Who’s anxious not to be missing out on this? Well, however immoral such lavish spending may sound in these penny-pinched times of great distress, the rich simply go on being rich. An unavoidable fact of life! So the right sort of customer is in anything but short supply, from the aristocratically-minded lazybones to well-heeled, Canary-Wharf whizz-kids suffering from the “go-pro-be-a-hero” syndrome.

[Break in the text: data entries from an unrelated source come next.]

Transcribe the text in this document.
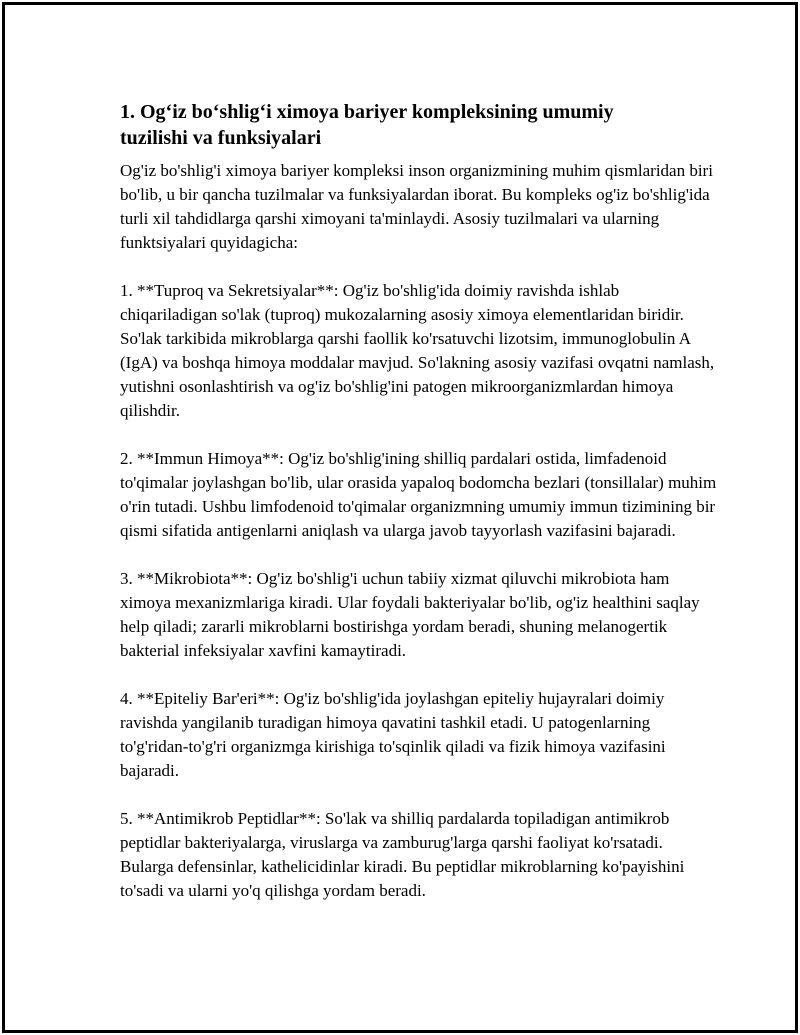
1. Og‘iz bo‘shlig‘i ximoya bariyer kompleksining umumiy tuzilishi va funksiyalari

Og'iz bo'shlig'i ximoya bariyer kompleksi inson organizmining muhim qismlaridan biri bo'lib, u bir qancha tuzilmalar va funksiyalardan iborat. Bu kompleks og'iz bo'shlig'ida turli xil tahdidlarga qarshi ximoyani ta'minlaydi. Asosiy tuzilmalari va ularning funktsiyalari quyidagicha:

1. **Tuproq va Sekretsiyalar**: Og'iz bo'shlig'ida doimiy ravishda ishlab chiqariladigan so'lak (tuproq) mukozalarning asosiy ximoya elementlaridan biridir. So'lak tarkibida mikroblarga qarshi faollik ko'rsatuvchi lizotsim, immunoglobulin A (IgA) va boshqa himoya moddalar mavjud. So'lakning asosiy vazifasi ovqatni namlash, yutishni osonlashtirish va og'iz bo'shlig'ini patogen mikroorganizmlardan himoya qilishdir.

2. **Immun Himoya**: Og'iz bo'shlig'ining shilliq pardalari ostida, limfadenoid to'qimalar joylashgan bo'lib, ular orasida yapaloq bodomcha bezlari (tonsillalar) muhim o'rin tutadi. Ushbu limfodenoid to'qimalar organizmning umumiy immun tizimining bir qismi sifatida antigenlarni aniqlash va ularga javob tayyorlash vazifasini bajaradi.

3. **Mikrobiota**: Og'iz bo'shlig'i uchun tabiiy xizmat qiluvchi mikrobiota ham ximoya mexanizmlariga kiradi. Ular foydali bakteriyalar bo'lib, og'iz healthini saqlay help qiladi; zararli mikroblarni bostirishga yordam beradi, shuning melanogertik bakterial infeksiyalar xavfini kamaytiradi.

4. **Epiteliy Bar'eri**: Og'iz bo'shlig'ida joylashgan epiteliy hujayralari doimiy ravishda yangilanib turadigan himoya qavatini tashkil etadi. U patogenlarning to'g'ridan-to'g'ri organizmga kirishiga to'sqinlik qiladi va fizik himoya vazifasini bajaradi.

5. **Antimikrob Peptidlar**: So'lak va shilliq pardalarda topiladigan antimikrob peptidlar bakteriyalarga, viruslarga va zamburug'larga qarshi faoliyat ko'rsatadi. Bularga defensinlar, kathelicidinlar kiradi. Bu peptidlar mikroblarning ko'payishini to'sadi va ularni yo'q qilishga yordam beradi.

All of which studiously ignores a basic fact: the Toubkal area is a national park, with efforts over the past half a dozen years concentrating on protecting the Bearded Vulture. Accepting heli-skiing would be to make nonsense of the environmentalist rationale. Of course, one knows what the pro-helo brigade will say: dropping off skiers on mountain tops is good practice for helicopter rescue pilots (my foot!). But that rather begs the question, doesn’t it? Isn’t the Toubkal area supposed to a protected area? Of course it is, with its Barbary Sheep now doing quite well (thank you very much!), occasional Bearded Vulture or Golden Eagle, and more frequently sighted Moussier’s Redstart, Crimson-Winged Finch, Rock Sparrow and countless lesser upland denizens. In the circumstances it is difficult to see how heli-skiing is going to improve matters.

No, it would be better by far to leave snow-bound Toubkal to winter climbers and ski-tourers, whose environmental footprints are far more discreet. Respect Morocco’s Atlas Mountains; they don’t deserve such thoughtless desecration!